C’est du franglais, ça veut dire « cannabis ». Mais c’est sûr que ce n’est pas des définitions du dictionnaire. Ce sont des mots qui ne sortent pas de nulle part, ils sont utilisés par des petits foyers de personnes et on finit par les utiliser. Il n’y a aucun mot qui est mis là sans que les gens ne l’utilisent dans leur vocabulaire.
Ce sont des mots que tous les Québécois peuvent comprendre ?
Non non non ! Il y a un décalage ici. C’est un argot qui est créé et utilisé par un bon nombre de personnes, mais que tout le monde ne comprend pas. Par exemple « Crade », c’est un gars que je connais qui l’a inventé. Le Québec ce n’est pas très grand, c’est une réalité autre que la France. Pour les gars comme moi qui font du rap depuis 99, ça fait longtemps que l’on a sorti des centaines de morceaux, mais dans un micro-réseau. Ce n’est pas comme sortir des centaines de morceaux en sol français ou en sol américain. C’est vraiment un micro-réseau de gens au Québec qui n’écoutent que du rap, et des gens qui n’écoutent que du rap québécois, ça peut paraître surprenant mais ça existe. Ça a fini par influencer la façon dont les gens parlent. La majorité vient du joual (le français québécois, NDLR) ou des aïeux, des personnes plus âgées que l’on côtoie. On reprend leur façon de parler.
J’ai l’impression que vous utilisez beaucoup l’absurdité, et comme en plus vos paroles sont en argot, c’est difficile de vous comprendre. Vous parlez de quoi dans vos morceaux ?
On est dans la poésie, il peut y avoir de tout, c’est à la fois drôle et sérieux. Si j’avais à résumer les thèmes dont on parle, en gros, c’est les situations familiales, le pays, la vigilance, le laisser-aller en même temps.

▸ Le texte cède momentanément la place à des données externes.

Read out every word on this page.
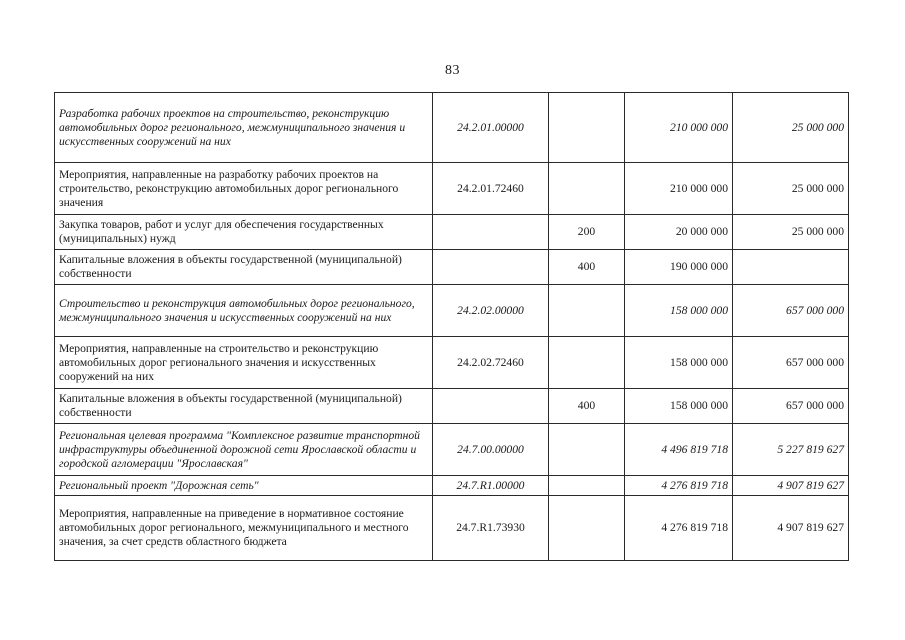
83
Разработка рабочих проектов на строительство, реконструкцию автомобильных дорог регионального, межмуниципального значения и искусственных сооружений на них	24.2.01.00000		210 000 000	25 000 000
Мероприятия, направленные на разработку рабочих проектов на строительство, реконструкцию автомобильных дорог регионального значения	24.2.01.72460		210 000 000	25 000 000
Закупка товаров, работ и услуг для обеспечения государственных (муниципальных) нужд		200	20 000 000	25 000 000
Капитальные вложения в объекты государственной (муниципальной) собственности		400	190 000 000	
Строительство и реконструкция автомобильных дорог регионального, межмуниципального значения и искусственных сооружений на них	24.2.02.00000		158 000 000	657 000 000
Мероприятия, направленные на строительство и реконструкцию автомобильных дорог регионального значения и искусственных сооружений на них	24.2.02.72460		158 000 000	657 000 000
Капитальные вложения в объекты государственной (муниципальной) собственности		400	158 000 000	657 000 000
Региональная целевая программа "Комплексное развитие транспортной инфраструктуры объединенной дорожной сети Ярославской области и городской агломерации "Ярославская"	24.7.00.00000		4 496 819 718	5 227 819 627
Региональный проект "Дорожная сеть"	24.7.R1.00000		4 276 819 718	4 907 819 627
Мероприятия, направленные на приведение в нормативное состояние автомобильных дорог регионального, межмуниципального и местного значения, за счет средств областного бюджета	24.7.R1.73930		4 276 819 718	4 907 819 627
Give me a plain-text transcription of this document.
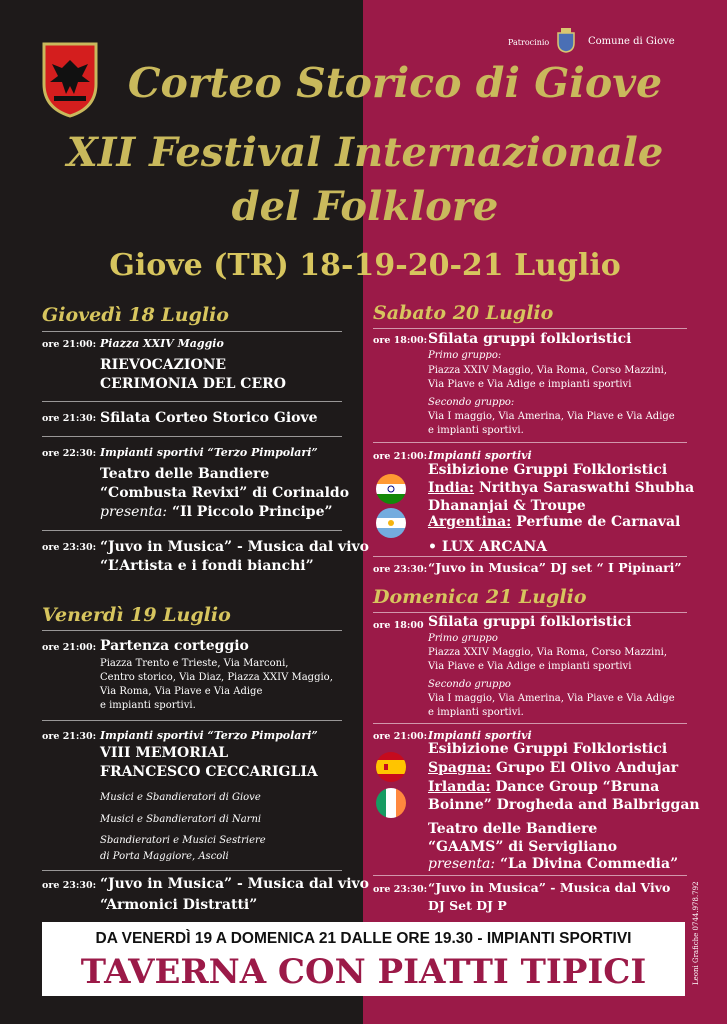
Patrocinio	Comune di Giove
Corteo Storico di Giove
XII Festival Internazionale
del Folklore
Giove (TR) 18-19-20-21 Luglio
Giovedì 18 Luglio
ore 21:00: Piazza XXIV Maggio
RIEVOCAZIONE
CERIMONIA DEL CERO
ore 21:30: Sfilata Corteo Storico Giove
ore 22:30: Impianti sportivi “Terzo Pimpolari”
Teatro delle Bandiere
“Combusta Revixi” di Corinaldo
presenta: “Il Piccolo Principe”
ore 23:30: “Juvo in Musica” - Musica dal vivo
“L’Artista e i fondi bianchi”
Venerdì 19 Luglio
ore 21:00: Partenza corteggio
Piazza Trento e Trieste, Via Marconi,
Centro storico, Via Diaz, Piazza XXIV Maggio,
Via Roma, Via Piave e Via Adige
e impianti sportivi.
ore 21:30: Impianti sportivi “Terzo Pimpolari”
VIII MEMORIAL
FRANCESCO CECCARIGLIA
Musici e Sbandieratori di Giove
Musici e Sbandieratori di Narni
Sbandieratori e Musici Sestriere
di Porta Maggiore, Ascoli
ore 23:30: “Juvo in Musica” - Musica dal vivo
“Armonici Distratti”
Sabato 20 Luglio
ore 18:00: Sfilata gruppi folkloristici
Primo gruppo:
Piazza XXIV Maggio, Via Roma, Corso Mazzini,
Via Piave e Via Adige e impianti sportivi
Secondo gruppo:
Via I maggio, Via Amerina, Via Piave e Via Adige
e impianti sportivi.
ore 21:00: Impianti sportivi
Esibizione Gruppi Folkloristici
India: Nrithya Saraswathi Shubha
Dhananjai & Troupe
Argentina: Perfume de Carnaval
• LUX ARCANA
ore 23:30: “Juvo in Musica” DJ set “ I Pipinari”
Domenica 21 Luglio
ore 18:00 Sfilata gruppi folkloristici
Primo gruppo
Piazza XXIV Maggio, Via Roma, Corso Mazzini,
Via Piave e Via Adige e impianti sportivi
Secondo gruppo
Via I maggio, Via Amerina, Via Piave e Via Adige
e impianti sportivi.
ore 21:00: Impianti sportivi
Esibizione Gruppi Folkloristici
Spagna: Grupo El Olivo Andujar
Irlanda: Dance Group “Bruna
Boinne” Drogheda and Balbriggan
Teatro delle Bandiere
“GAAMS” di Servigliano
presenta: “La Divina Commedia”
ore 23:30: “Juvo in Musica” - Musica dal Vivo
DJ Set DJ P	Leoni Grafiche 0744.978.792
DA VENERDÌ 19 A DOMENICA 21 DALLE ORE 19.30 - IMPIANTI SPORTIVI
TAVERNA CON PIATTI TIPICI
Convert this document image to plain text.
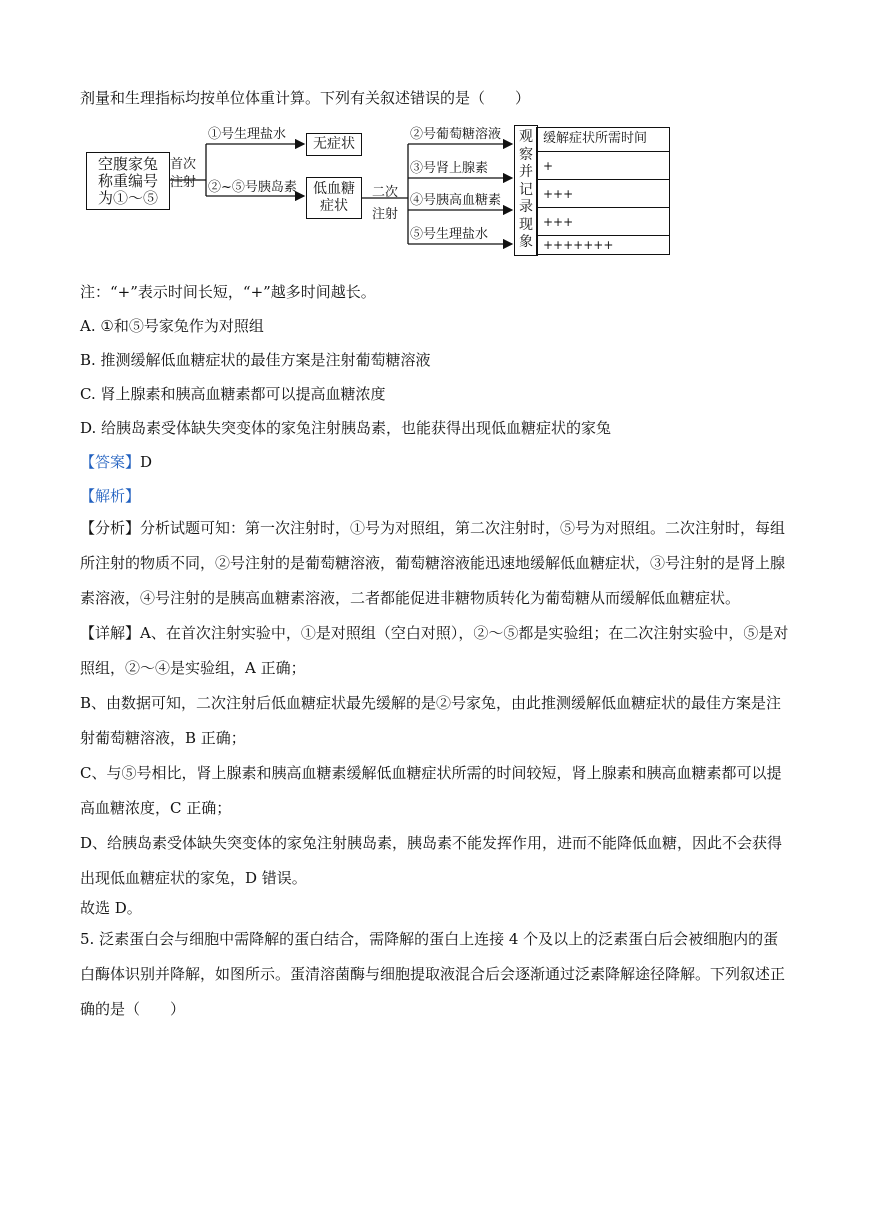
剂量和生理指标均按单位体重计算。下列有关叙述错误的是（　　）
空腹家兔
称重编号
为①～⑤
首次
注射
①号生理盐水
②~⑤号胰岛素
无症状
低血糖
症状
二次
注射
②号葡萄糖溶液
③号肾上腺素
④号胰高血糖素
⑤号生理盐水
观
察
并
记
录
现
象
缓解症状所需时间
+
+++
+++
+++++++
注：“+”表示时间长短，“+”越多时间越长。
A. ①和⑤号家兔作为对照组
B. 推测缓解低血糖症状的最佳方案是注射葡萄糖溶液
C. 肾上腺素和胰高血糖素都可以提高血糖浓度
D. 给胰岛素受体缺失突变体的家兔注射胰岛素，也能获得出现低血糖症状的家兔
【答案】D
【解析】
【分析】分析试题可知：第一次注射时，①号为对照组，第二次注射时，⑤号为对照组。二次注射时，每组所注射的物质不同，②号注射的是葡萄糖溶液，葡萄糖溶液能迅速地缓解低血糖症状，③号注射的是肾上腺素溶液，④号注射的是胰高血糖素溶液，二者都能促进非糖物质转化为葡萄糖从而缓解低血糖症状。
【详解】A、在首次注射实验中，①是对照组（空白对照），②～⑤都是实验组；在二次注射实验中，⑤是对照组，②～④是实验组，A 正确；
B、由数据可知，二次注射后低血糖症状最先缓解的是②号家兔，由此推测缓解低血糖症状的最佳方案是注射葡萄糖溶液，B 正确；
C、与⑤号相比，肾上腺素和胰高血糖素缓解低血糖症状所需的时间较短，肾上腺素和胰高血糖素都可以提高血糖浓度，C 正确；
D、给胰岛素受体缺失突变体的家兔注射胰岛素，胰岛素不能发挥作用，进而不能降低血糖，因此不会获得出现低血糖症状的家兔，D 错误。
故选 D。
5. 泛素蛋白会与细胞中需降解的蛋白结合，需降解的蛋白上连接 4 个及以上的泛素蛋白后会被细胞内的蛋白酶体识别并降解，如图所示。蛋清溶菌酶与细胞提取液混合后会逐渐通过泛素降解途径降解。下列叙述正确的是（　　）
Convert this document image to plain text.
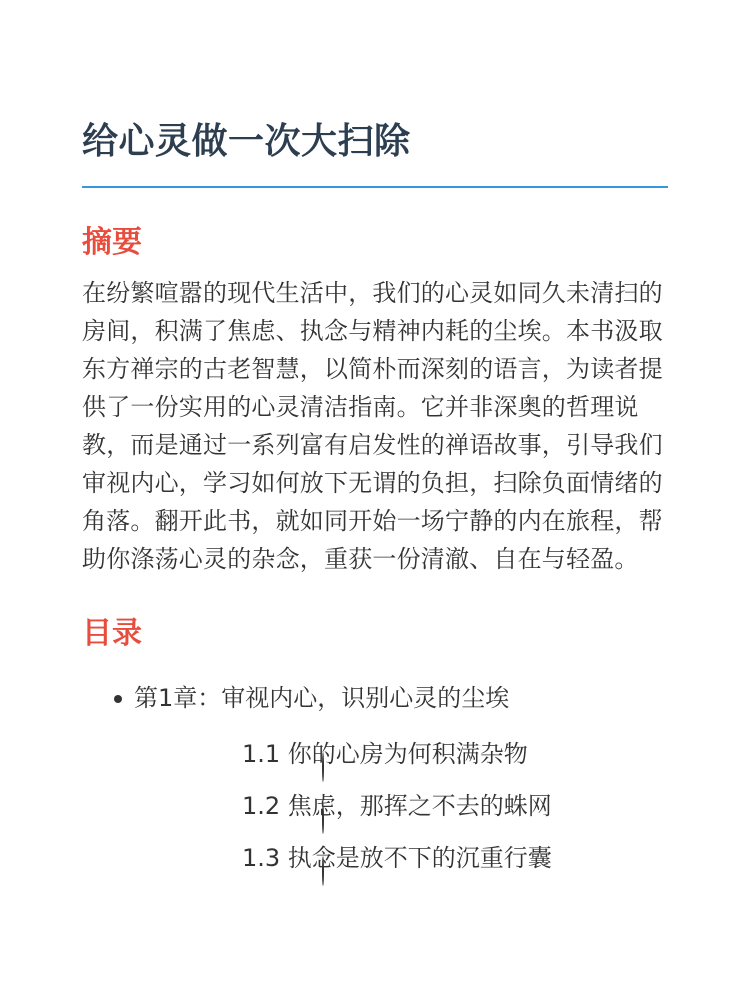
给心灵做一次大扫除
摘要

在纷繁喧嚣的现代生活中，我们的心灵如同久未清扫的房间，积满了焦虑、执念与精神内耗的尘埃。本书汲取东方禅宗的古老智慧，以简朴而深刻的语言，为读者提供了一份实用的心灵清洁指南。它并非深奥的哲理说教，而是通过一系列富有启发性的禅语故事，引导我们审视内心，学习如何放下无谓的负担，扫除负面情绪的角落。翻开此书，就如同开始一场宁静的内在旅程，帮助你涤荡心灵的杂念，重获一份清澈、自在与轻盈。

目录
第1章：审视内心，识别心灵的尘埃
1.1 你的心房为何积满杂物
1.2 焦虑，那挥之不去的蛛网
1.3 执念是放不下的沉重行囊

Quelles sont tes références en rap québécois ?
Il a des rappeurs que j’aime en ce moment, et les rappeurs pionniers qui m’ont influencés comme Sans Pression ou Yvon Krevé, qui nous ont influencés à nos débuts. Sinon, de nos jours, j’avoue que j’en écoute moins… Mais parmi les gens que je connais, mon album favori de 2016, c’est Brown. C’est un trio familial : Snail Kid, Jam et leur père d’origine jamaïcaine Robin Kerr. C’est super. Je trouve que ce sont eux qui représentent le mieux en ce moment.